При звуках собственного имени, своего настоящего имени, у нее ком встает в горле.
— Тимарета, — тихо повторяет Филос, и ее трогает то, как он старательно пытается правильно выговорить каждый слог. — Честь и добродетель. Это его значение на греческом, да?
— Да. Надежды отца, что имя как-то повлияет на меня, пошли прахом.
— Это неправда. Тимарета звучит прекрасно. Оно лучше тебе подходит, чем Амара.
Он наклоняется и целует ее в щеку.
Амара ждет в надежде, что он скажет ей свое имя. Но он молчит и гладит ее волосы, возможно, надеясь лаской возместить те сведения, которыми не хочет делиться.
— Ты не скажешь мне, как родители назвали тебя? Я бы хотела знать.
— Мне дал имя мой хозяин. Это не одно и то же.
— Но все равно это то имя, которое было у тебя в детстве. Наверное, оно тебе по-своему нравилось.
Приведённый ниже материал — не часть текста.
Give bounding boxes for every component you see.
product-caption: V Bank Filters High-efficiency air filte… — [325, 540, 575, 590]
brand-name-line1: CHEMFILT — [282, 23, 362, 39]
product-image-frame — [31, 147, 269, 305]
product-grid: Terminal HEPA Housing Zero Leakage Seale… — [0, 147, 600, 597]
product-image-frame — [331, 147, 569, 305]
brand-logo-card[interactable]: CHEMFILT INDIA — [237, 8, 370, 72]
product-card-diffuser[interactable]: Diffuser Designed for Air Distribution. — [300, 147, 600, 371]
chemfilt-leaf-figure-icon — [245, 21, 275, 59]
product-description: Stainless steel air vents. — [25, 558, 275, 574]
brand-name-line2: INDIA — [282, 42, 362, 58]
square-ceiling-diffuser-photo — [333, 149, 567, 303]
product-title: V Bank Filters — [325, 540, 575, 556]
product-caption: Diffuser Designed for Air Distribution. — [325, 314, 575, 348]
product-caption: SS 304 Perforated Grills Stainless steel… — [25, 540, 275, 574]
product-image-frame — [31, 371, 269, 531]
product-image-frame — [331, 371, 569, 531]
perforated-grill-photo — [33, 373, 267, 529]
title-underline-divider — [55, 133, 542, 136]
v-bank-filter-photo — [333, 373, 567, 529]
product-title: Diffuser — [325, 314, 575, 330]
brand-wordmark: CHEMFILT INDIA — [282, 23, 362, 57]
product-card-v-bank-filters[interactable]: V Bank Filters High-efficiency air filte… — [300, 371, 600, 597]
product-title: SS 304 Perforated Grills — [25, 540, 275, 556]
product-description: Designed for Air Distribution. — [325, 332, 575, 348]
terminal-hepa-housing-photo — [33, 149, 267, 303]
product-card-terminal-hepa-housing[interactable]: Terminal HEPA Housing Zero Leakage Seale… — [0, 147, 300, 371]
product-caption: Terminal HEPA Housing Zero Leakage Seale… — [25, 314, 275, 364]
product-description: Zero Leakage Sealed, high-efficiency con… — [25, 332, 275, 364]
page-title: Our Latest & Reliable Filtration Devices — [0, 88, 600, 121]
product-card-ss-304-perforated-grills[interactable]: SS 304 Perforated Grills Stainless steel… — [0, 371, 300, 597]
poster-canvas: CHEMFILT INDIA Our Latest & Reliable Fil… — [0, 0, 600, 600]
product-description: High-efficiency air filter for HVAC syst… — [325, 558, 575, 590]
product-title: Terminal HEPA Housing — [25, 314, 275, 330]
Больше, чем то, которое ты носишь сейчас.
То, которое дал ему Теренций.
Филос перестает гладить ее по волосам.
— Давай оставим эту тему, пожалуйста. Или я должен все тебе рассказывать?
— Действительно, как неразумно с моей стороны — спрашивать имя человека, чьего ребенка я ношу, — огрызается Амара, обиженная его отказом. — В этом вопросе ничего ужасного нет.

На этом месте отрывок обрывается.